L’avenir de la ville est dans le cocottarium

C’est le nom qui a attiré mon attention, alors que je déambulais sur le site Novethic :  « cocottarium ». Mais qu’est-ce donc ? ce qui est sûr, c’est que c’est une idée qui a émergé dans le Val d’Oise et qui mérite de faire son chemin.
L’équation de départ est simple : les humains jettent chaque jour des déchets organiques, les épluchures de légumes par exemple. Les poules se régalent desdites épluchures. Vous me voyez venir ? on confie une poule à chaque humain, il se débarrasse à peu de frais de ses déchets et, en remerciement de ces si bons repas, la poule lui offre son œuf quotidien.
Mais, dans la vraie vie, ce n’est pas si simple : la poule ne vit pas en appartement, ni même dans un jardin exigu. Il faut donc que l’humain ait de la place pour construire son poulailler et y installer la poule (ou les poules) de manière satisfaisante pour elle(s) comme pour lui. D’où l’idée de jouer collectif.
La commune de Neuville-sur-Oise vient donc de créer un poulailler municipal, surnommé « cocottarium ». Les habitants sont invités à déposer leurs déchets organiques dans des collecteurs, ces déchets étant ensuite distribués aux poules.
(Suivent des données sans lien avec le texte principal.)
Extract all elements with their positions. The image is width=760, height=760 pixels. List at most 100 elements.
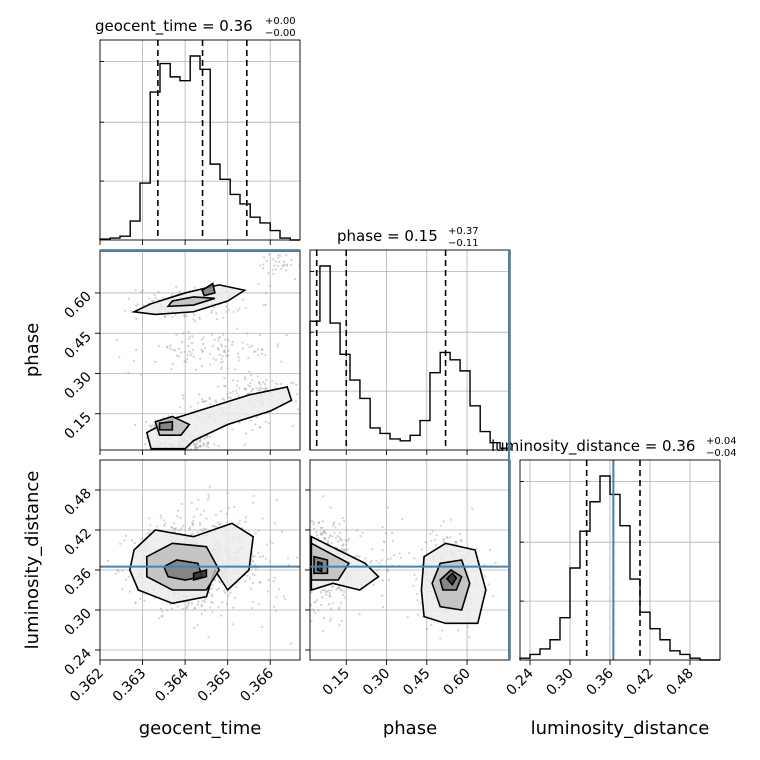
scatter-geocent-time-vs-phase-point-589 bbox=[227, 308, 230, 312]
scatter-geocent-time-vs-phase-point-745 bbox=[247, 357, 250, 360]
scatter-phase-vs-luminosity-distance-contour-6 bbox=[439, 568, 463, 591]
scatter-geocent-time-vs-luminosity-distance-point-421 bbox=[197, 600, 200, 603]
scatter-geocent-time-vs-luminosity-distance-point-350 bbox=[201, 599, 205, 602]
scatter-geocent-time-vs-phase-point-566 bbox=[135, 317, 138, 320]
scatter-geocent-time-vs-luminosity-distance-point-202 bbox=[148, 517, 151, 520]
scatter-geocent-time-vs-phase-point-721 bbox=[219, 335, 222, 339]
scatter-phase-vs-luminosity-distance-point-318 bbox=[295, 549, 297, 551]
scatter-geocent-time-vs-phase-point-763 bbox=[166, 346, 169, 349]
scatter-phase-vs-luminosity-distance-point-702 bbox=[393, 554, 396, 557]
scatter-geocent-time-vs-phase-point-489 bbox=[271, 380, 274, 383]
scatter-phase-vs-luminosity-distance-point-716 bbox=[386, 558, 389, 561]
scatter-phase-vs-luminosity-distance-point-757 bbox=[385, 568, 389, 571]
scatter-geocent-time-vs-phase-point-482 bbox=[295, 392, 299, 396]
scatter-geocent-time-vs-phase-point-531 bbox=[193, 314, 196, 317]
scatter-geocent-time-vs-luminosity-distance-point-760 bbox=[215, 525, 218, 528]
scatter-geocent-time-vs-luminosity-distance-point-427 bbox=[164, 522, 167, 525]
scatter-phase-vs-luminosity-distance-point-246 bbox=[304, 577, 306, 579]
scatter-phase-vs-luminosity-distance-point-359 bbox=[305, 566, 307, 568]
scatter-phase-vs-luminosity-distance-point-2 bbox=[335, 546, 339, 549]
scatter-phase-vs-luminosity-distance-point-328 bbox=[337, 608, 340, 611]
scatter-phase-vs-luminosity-distance-point-304 bbox=[310, 603, 313, 607]
scatter-geocent-time-vs-luminosity-distance-point-508 bbox=[216, 521, 219, 524]
scatter-geocent-time-vs-phase-point-720 bbox=[174, 349, 177, 352]
scatter-geocent-time-vs-phase-point-525 bbox=[229, 396, 232, 399]
title-luminosity-distance-minus: −0.04 bbox=[706, 448, 737, 459]
scatter-geocent-time-vs-phase-point-254 bbox=[217, 444, 220, 448]
scatter-phase-vs-luminosity-distance-point-44 bbox=[320, 603, 323, 607]
scatter-phase-vs-luminosity-distance-point-292 bbox=[323, 537, 326, 540]
scatter-geocent-time-vs-luminosity-distance-point-383 bbox=[223, 589, 226, 592]
scatter-phase-vs-luminosity-distance-point-183 bbox=[327, 602, 331, 606]
scatter-geocent-time-vs-phase-point-775 bbox=[262, 263, 265, 266]
scatter-geocent-time-vs-phase-point-451 bbox=[258, 386, 262, 389]
scatter-geocent-time-vs-phase-point-708 bbox=[217, 339, 220, 343]
scatter-phase-vs-luminosity-distance-point-11 bbox=[320, 526, 323, 529]
scatter-geocent-time-vs-phase-point-603 bbox=[163, 315, 167, 318]
scatter-phase-vs-luminosity-distance-point-194 bbox=[340, 601, 343, 604]
scatter-geocent-time-vs-phase-point-406 bbox=[200, 397, 204, 401]
scatter-phase-vs-luminosity-distance-point-506 bbox=[442, 520, 445, 523]
scatter-geocent-time-vs-phase-point-769 bbox=[264, 353, 267, 357]
scatter-geocent-time-vs-luminosity-distance-point-709 bbox=[249, 587, 253, 590]
scatter-geocent-time-vs-phase-point-356 bbox=[203, 400, 206, 404]
scatter-geocent-time-vs-luminosity-distance-point-571 bbox=[170, 525, 173, 529]
scatter-geocent-time-vs-phase-point-759 bbox=[227, 354, 230, 357]
scatter-phase-vs-luminosity-distance-point-546 bbox=[466, 625, 469, 629]
scatter-phase-vs-luminosity-distance-point-112 bbox=[306, 504, 308, 506]
scatter-geocent-time-vs-luminosity-distance-point-153 bbox=[193, 607, 196, 610]
scatter-geocent-time-vs-phase-point-537 bbox=[210, 311, 213, 314]
scatter-phase-vs-luminosity-distance-point-381 bbox=[333, 521, 336, 524]
scatter-geocent-time-vs-phase-point-719 bbox=[231, 340, 234, 343]
scatter-phase-vs-luminosity-distance-point-432 bbox=[429, 532, 432, 535]
scatter-geocent-time-vs-luminosity-distance-panel bbox=[99, 459, 301, 661]
scatter-phase-vs-luminosity-distance-point-152 bbox=[293, 554, 295, 556]
scatter-phase-vs-luminosity-distance-point-742 bbox=[391, 531, 394, 534]
scatter-geocent-time-vs-phase-point-447 bbox=[244, 378, 247, 381]
scatter-geocent-time-vs-phase-point-146 bbox=[148, 424, 151, 427]
scatter-phase-vs-luminosity-distance-point-340 bbox=[304, 581, 306, 583]
scatter-geocent-time-vs-phase-point-532 bbox=[141, 289, 145, 292]
scatter-geocent-time-vs-phase-point-709 bbox=[220, 357, 223, 361]
hist-luminosity-distance-frame bbox=[519, 459, 721, 661]
scatter-geocent-time-vs-phase-point-743 bbox=[139, 373, 142, 376]
scatter-geocent-time-vs-luminosity-distance-point-795 bbox=[231, 606, 235, 609]
scatter-geocent-time-vs-phase-point-691 bbox=[190, 352, 193, 355]
scatter-geocent-time-vs-phase-point-584 bbox=[171, 293, 174, 296]
scatter-phase-vs-luminosity-distance-point-248 bbox=[327, 536, 330, 539]
scatter-phase-vs-luminosity-distance-point-52 bbox=[338, 606, 341, 609]
scatter-geocent-time-vs-phase-point-668 bbox=[217, 337, 220, 340]
scatter-geocent-time-vs-phase-point-756 bbox=[222, 350, 226, 353]
scatter-geocent-time-vs-phase-point-472 bbox=[238, 387, 241, 390]
scatter-geocent-time-vs-luminosity-distance-point-661 bbox=[267, 579, 270, 582]
scatter-phase-vs-luminosity-distance-point-330 bbox=[302, 581, 304, 583]
scatter-geocent-time-vs-phase-point-519 bbox=[214, 399, 217, 402]
scatter-geocent-time-vs-luminosity-distance-point-496 bbox=[200, 603, 204, 606]
scatter-phase-vs-luminosity-distance-point-737 bbox=[375, 559, 378, 563]
scatter-geocent-time-vs-phase-point-193 bbox=[169, 452, 171, 454]
scatter-phase-vs-luminosity-distance-point-744 bbox=[381, 526, 384, 529]
scatter-geocent-time-vs-phase-point-97 bbox=[133, 423, 137, 427]
scatter-phase-vs-luminosity-distance-point-80 bbox=[310, 591, 313, 594]
scatter-geocent-time-vs-luminosity-distance-point-226 bbox=[196, 603, 199, 606]
scatter-phase-vs-luminosity-distance-point-48 bbox=[338, 523, 341, 526]
scatter-geocent-time-vs-phase-point-749 bbox=[189, 354, 192, 357]
scatter-geocent-time-vs-phase-point-495 bbox=[236, 379, 239, 383]
scatter-geocent-time-vs-phase-point-551 bbox=[175, 285, 178, 288]
scatter-geocent-time-vs-phase-point-674 bbox=[260, 348, 264, 351]
scatter-geocent-time-vs-luminosity-distance-point-83 bbox=[208, 485, 211, 488]
scatter-geocent-time-vs-phase-point-727 bbox=[237, 359, 240, 362]
scatter-geocent-time-vs-phase-point-54 bbox=[150, 426, 153, 429]
scatter-geocent-time-vs-luminosity-distance-point-231 bbox=[163, 519, 166, 522]
scatter-geocent-time-vs-luminosity-distance-point-659 bbox=[290, 642, 293, 645]
scatter-geocent-time-vs-phase-point-477 bbox=[251, 388, 254, 391]
scatter-phase-vs-luminosity-distance-point-92 bbox=[314, 612, 317, 615]
scatter-phase-vs-luminosity-distance-point-371 bbox=[326, 590, 329, 593]
scatter-geocent-time-vs-phase-point-353 bbox=[264, 420, 267, 423]
scatter-geocent-time-vs-luminosity-distance-point-790 bbox=[274, 576, 277, 580]
scatter-geocent-time-vs-phase-point-643 bbox=[127, 297, 130, 300]
scatter-geocent-time-vs-luminosity-distance-point-589 bbox=[214, 513, 218, 516]
scatter-phase-vs-luminosity-distance-point-307 bbox=[327, 539, 330, 542]
scatter-phase-vs-luminosity-distance-point-103 bbox=[323, 530, 326, 533]
scatter-geocent-time-vs-phase-point-681 bbox=[256, 348, 260, 351]
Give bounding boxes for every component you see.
Les œufs sont vendus aux habitants et les excréments des poules sont donnés aux agriculteurs locaux qui s’en servent comme engrais. En échange de cet engrais bio, les agriculteurs donnent des paniers de légumes, afin qu’ils soient distribués aux habitants en difficulté, qui, en échange des paniers, participent à l’entretien des poulaillers. La boucle est bouclée.